I too thought it was a great interview. I was used to arguing the injustice in prohibiting an individual’s migrating where he would see a sixfold increase in income in order to save someone else from a marginal decline in income (while the rest of the population sees a marginal gain). But this interview was the first I recognized the enormity of the accumulation of those losses over millions of people.
Steve Sailer
Dec 23 2010 at 5:26pm
How is importing cheap labor working out in California’s Central Valley?
http://www.nationalreview.com/articles/255320/two-californias-victor-davis-hanson
Two Things
Dec 24 2010 at 3:59pm
Why can you only hire immigrants as servants? There are a large number of unemployed people here now. Why don’t you and your friends hire some of them?
Yeah, yeah, I know. The poor people we already have to hand are not humble enough. All the “self esteem” training they got in primary school persuaded them that service jobs are demeaning. Our local unemployed people are incompetent, hostile, and untrustworthy. Many are also black, so if you did employ them, your liberal friends would accuse you of “exploiting” them (even if you and they agreed without coercion on a suitable wage for their labors).
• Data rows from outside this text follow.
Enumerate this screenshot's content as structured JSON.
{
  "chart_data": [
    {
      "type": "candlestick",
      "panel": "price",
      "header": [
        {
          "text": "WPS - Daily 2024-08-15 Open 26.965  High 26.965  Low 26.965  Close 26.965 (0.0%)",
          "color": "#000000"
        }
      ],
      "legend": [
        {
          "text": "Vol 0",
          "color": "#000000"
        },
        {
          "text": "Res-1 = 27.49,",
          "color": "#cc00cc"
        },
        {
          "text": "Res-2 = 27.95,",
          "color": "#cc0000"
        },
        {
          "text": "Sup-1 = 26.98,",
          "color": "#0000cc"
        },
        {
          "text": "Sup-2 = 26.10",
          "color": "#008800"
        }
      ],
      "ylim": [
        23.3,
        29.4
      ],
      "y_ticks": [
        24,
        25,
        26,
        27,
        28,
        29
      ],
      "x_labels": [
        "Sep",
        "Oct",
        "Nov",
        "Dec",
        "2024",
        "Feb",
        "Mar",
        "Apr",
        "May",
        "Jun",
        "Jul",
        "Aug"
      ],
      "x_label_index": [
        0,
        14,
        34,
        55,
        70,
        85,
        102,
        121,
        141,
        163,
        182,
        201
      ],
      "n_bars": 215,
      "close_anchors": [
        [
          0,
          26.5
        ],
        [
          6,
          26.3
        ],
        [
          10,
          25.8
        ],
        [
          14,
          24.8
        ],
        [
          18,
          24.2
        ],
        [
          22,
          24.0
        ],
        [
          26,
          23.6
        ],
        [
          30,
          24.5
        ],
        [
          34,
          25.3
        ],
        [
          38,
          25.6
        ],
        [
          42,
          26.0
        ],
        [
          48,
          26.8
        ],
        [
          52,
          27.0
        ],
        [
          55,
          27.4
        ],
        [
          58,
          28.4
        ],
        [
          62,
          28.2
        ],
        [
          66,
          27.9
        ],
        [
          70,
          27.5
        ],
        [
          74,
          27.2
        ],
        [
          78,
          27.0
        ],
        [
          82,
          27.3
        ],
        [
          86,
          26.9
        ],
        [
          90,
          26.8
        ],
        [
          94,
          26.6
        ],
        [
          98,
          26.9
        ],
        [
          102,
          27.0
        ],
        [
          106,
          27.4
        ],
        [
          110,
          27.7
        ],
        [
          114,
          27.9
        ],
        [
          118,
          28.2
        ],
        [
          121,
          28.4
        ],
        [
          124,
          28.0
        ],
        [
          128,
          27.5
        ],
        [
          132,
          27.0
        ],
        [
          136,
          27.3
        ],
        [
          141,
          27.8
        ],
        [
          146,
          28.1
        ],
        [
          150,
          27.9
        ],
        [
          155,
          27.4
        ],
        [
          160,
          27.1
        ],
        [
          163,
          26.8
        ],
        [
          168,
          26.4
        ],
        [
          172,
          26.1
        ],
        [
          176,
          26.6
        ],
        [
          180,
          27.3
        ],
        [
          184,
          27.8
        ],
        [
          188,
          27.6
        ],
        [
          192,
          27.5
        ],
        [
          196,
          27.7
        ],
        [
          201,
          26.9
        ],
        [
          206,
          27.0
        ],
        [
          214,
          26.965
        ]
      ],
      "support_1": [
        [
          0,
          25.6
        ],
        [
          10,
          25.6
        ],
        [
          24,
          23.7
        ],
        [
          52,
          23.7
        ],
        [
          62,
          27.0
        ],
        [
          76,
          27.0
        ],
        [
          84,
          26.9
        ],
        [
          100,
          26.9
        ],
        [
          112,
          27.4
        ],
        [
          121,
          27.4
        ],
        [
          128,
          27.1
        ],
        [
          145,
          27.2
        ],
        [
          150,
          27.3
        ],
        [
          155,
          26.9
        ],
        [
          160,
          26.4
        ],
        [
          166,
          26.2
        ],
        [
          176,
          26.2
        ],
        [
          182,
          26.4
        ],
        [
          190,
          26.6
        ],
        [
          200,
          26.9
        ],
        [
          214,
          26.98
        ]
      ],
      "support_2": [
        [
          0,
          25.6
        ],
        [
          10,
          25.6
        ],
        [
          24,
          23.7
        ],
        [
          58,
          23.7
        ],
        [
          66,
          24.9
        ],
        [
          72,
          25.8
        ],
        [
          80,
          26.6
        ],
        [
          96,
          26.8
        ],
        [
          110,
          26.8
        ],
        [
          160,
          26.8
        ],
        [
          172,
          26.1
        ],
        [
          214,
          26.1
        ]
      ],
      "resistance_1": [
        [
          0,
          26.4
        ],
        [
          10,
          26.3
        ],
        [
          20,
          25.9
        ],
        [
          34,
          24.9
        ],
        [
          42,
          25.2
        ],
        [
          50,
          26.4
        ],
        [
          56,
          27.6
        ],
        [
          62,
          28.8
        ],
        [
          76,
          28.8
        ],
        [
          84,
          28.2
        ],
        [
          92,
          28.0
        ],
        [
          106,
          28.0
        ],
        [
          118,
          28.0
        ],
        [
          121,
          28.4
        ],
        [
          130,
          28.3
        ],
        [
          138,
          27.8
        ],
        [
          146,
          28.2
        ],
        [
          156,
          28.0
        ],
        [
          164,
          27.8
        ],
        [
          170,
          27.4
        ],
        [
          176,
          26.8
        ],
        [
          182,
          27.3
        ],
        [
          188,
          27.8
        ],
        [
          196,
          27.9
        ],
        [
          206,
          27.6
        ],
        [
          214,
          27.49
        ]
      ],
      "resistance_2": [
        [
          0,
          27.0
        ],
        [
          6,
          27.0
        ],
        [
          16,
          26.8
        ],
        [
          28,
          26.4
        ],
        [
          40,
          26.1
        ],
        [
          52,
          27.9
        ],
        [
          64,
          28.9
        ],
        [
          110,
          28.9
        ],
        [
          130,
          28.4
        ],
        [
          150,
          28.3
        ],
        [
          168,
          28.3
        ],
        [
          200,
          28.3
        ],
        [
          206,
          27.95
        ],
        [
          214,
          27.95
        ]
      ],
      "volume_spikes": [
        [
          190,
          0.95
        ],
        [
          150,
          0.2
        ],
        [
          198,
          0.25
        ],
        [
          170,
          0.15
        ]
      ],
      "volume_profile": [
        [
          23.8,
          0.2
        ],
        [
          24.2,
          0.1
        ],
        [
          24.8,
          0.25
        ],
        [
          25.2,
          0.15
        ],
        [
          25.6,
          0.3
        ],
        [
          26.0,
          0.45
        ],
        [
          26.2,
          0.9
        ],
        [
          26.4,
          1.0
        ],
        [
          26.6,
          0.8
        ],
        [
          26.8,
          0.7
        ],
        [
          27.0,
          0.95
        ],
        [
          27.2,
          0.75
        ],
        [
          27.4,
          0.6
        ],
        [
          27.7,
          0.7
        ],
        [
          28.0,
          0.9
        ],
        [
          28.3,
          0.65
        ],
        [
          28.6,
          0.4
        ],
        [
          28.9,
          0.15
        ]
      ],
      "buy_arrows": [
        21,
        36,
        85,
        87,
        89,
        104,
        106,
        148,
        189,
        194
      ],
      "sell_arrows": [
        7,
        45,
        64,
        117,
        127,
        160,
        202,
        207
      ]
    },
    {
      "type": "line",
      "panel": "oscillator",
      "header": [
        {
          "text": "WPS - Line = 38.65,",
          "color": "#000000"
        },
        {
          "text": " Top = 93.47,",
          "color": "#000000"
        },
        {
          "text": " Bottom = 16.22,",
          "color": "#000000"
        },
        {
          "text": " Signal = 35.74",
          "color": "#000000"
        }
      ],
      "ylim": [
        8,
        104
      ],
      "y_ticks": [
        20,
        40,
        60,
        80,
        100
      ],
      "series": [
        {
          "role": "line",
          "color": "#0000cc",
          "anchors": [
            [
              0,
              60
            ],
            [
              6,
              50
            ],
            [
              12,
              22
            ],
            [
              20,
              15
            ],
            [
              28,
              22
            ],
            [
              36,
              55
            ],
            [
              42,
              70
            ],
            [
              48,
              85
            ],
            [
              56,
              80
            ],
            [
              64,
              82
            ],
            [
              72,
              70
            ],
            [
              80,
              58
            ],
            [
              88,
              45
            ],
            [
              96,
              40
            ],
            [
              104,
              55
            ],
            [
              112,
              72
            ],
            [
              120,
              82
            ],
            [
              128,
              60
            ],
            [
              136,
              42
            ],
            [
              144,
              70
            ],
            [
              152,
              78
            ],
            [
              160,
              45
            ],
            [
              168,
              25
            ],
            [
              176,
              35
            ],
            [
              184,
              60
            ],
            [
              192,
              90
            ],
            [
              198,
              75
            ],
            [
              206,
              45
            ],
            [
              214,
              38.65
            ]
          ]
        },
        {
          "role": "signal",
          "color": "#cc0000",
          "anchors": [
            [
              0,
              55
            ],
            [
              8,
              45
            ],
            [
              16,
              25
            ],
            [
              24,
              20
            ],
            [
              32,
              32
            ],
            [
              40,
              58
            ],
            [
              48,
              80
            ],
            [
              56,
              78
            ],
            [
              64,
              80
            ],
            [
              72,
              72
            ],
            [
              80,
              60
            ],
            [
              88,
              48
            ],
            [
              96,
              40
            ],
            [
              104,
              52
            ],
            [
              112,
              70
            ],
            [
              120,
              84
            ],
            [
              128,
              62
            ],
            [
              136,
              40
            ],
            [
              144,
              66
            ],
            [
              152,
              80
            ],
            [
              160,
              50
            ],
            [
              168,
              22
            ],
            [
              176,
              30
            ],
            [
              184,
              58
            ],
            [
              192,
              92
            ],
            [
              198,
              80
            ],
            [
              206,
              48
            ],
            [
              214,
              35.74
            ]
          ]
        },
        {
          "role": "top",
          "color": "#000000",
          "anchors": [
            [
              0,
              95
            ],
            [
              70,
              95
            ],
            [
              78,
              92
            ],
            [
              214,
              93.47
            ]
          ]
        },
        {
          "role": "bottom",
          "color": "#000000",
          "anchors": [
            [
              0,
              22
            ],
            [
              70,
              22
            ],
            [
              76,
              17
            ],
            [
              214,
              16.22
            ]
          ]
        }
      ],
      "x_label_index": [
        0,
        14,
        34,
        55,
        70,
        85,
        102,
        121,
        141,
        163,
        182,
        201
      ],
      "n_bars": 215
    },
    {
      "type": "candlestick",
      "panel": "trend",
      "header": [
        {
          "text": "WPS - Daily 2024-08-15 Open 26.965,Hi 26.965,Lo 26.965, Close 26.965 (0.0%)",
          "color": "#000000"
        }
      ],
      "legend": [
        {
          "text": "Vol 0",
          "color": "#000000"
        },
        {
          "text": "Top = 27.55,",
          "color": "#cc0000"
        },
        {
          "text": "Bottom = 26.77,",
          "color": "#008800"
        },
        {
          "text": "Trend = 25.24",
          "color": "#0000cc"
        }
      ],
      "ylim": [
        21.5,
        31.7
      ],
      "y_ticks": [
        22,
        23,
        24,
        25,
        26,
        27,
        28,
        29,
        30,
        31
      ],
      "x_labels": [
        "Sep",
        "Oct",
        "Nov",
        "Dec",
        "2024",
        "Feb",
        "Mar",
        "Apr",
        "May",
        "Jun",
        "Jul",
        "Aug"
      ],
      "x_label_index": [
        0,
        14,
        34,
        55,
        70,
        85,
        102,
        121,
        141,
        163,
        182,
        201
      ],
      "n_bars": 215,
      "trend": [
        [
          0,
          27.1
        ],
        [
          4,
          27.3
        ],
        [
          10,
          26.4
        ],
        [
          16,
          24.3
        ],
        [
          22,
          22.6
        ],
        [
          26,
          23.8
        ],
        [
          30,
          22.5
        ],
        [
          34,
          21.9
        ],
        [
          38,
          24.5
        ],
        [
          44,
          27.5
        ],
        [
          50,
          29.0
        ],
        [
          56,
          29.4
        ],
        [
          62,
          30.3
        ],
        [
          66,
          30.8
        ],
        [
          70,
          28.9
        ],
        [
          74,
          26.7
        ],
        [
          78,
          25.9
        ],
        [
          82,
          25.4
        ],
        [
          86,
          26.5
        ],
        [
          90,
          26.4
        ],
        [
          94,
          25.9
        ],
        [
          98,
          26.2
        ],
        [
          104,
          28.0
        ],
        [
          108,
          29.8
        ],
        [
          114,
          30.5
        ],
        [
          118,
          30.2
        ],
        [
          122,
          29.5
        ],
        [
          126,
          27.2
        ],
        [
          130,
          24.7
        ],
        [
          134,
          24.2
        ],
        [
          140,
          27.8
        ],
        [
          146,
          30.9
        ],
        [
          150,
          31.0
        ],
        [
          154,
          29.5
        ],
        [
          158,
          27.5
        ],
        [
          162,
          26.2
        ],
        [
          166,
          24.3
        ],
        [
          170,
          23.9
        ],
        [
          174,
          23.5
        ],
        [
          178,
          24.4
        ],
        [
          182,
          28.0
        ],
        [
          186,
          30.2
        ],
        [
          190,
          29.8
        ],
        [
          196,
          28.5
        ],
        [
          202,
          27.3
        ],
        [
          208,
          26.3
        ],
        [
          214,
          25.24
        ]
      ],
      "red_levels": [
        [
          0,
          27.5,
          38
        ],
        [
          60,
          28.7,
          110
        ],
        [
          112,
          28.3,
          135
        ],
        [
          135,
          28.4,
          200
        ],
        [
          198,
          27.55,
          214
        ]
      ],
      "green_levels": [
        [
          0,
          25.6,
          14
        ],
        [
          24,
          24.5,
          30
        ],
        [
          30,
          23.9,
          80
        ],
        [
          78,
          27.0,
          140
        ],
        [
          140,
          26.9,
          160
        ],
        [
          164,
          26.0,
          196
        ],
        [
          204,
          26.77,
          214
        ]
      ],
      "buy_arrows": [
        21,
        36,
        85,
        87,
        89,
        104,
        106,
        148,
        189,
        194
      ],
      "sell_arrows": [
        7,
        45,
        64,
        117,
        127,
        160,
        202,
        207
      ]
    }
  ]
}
Now tell me: would the children of the immigrants you want to employ as servants make equally-good servants, or would they turn out just like the natives you won’t hire?
Tom
Dec 26 2010 at 8:31pm
As most thing, it’s the dosage that counts. The cure can also be the poison.
Rob O.
Jan 1 2011 at 8:37pm
Consider the tourism income angle… According to statistics released by Mexico’s Tourism Secretariat (Sectur), Mexico’s economy showed an unprecedented surge in ’04 and their tourism industry exceeded $10 million in 2005, with 70% percent of visitors coming from the U.S. Mexico is home to the world’s 7th-largest hotel industry. Add to that, the Mexican tourism industry attracted more than $2.29 billion in new investments in ’05, representing a 38.5% increase over the previous year’s figures. And by the end of 2006, Mexico had attracted $9 billion in new tourism investments.
So it seems easy enough to see that the more fiscally responsible and progressive thing to do — rather than fencing off the U.S.-Mexican border — would be to simply engage in one last bout of empire building. That is… take Mexico.
Yup, seize the country; divvy it up into a few more states; clean up the water; exploit the massive labor pool; tax the snot out of the tourism industry; and end the illegal immigration problem once & for all. Sound extreme? Maybe not so much. After all, do the math: We can SPEND $3-4 billion to build useless border fences or EARN 3 times as much in tourism investment income.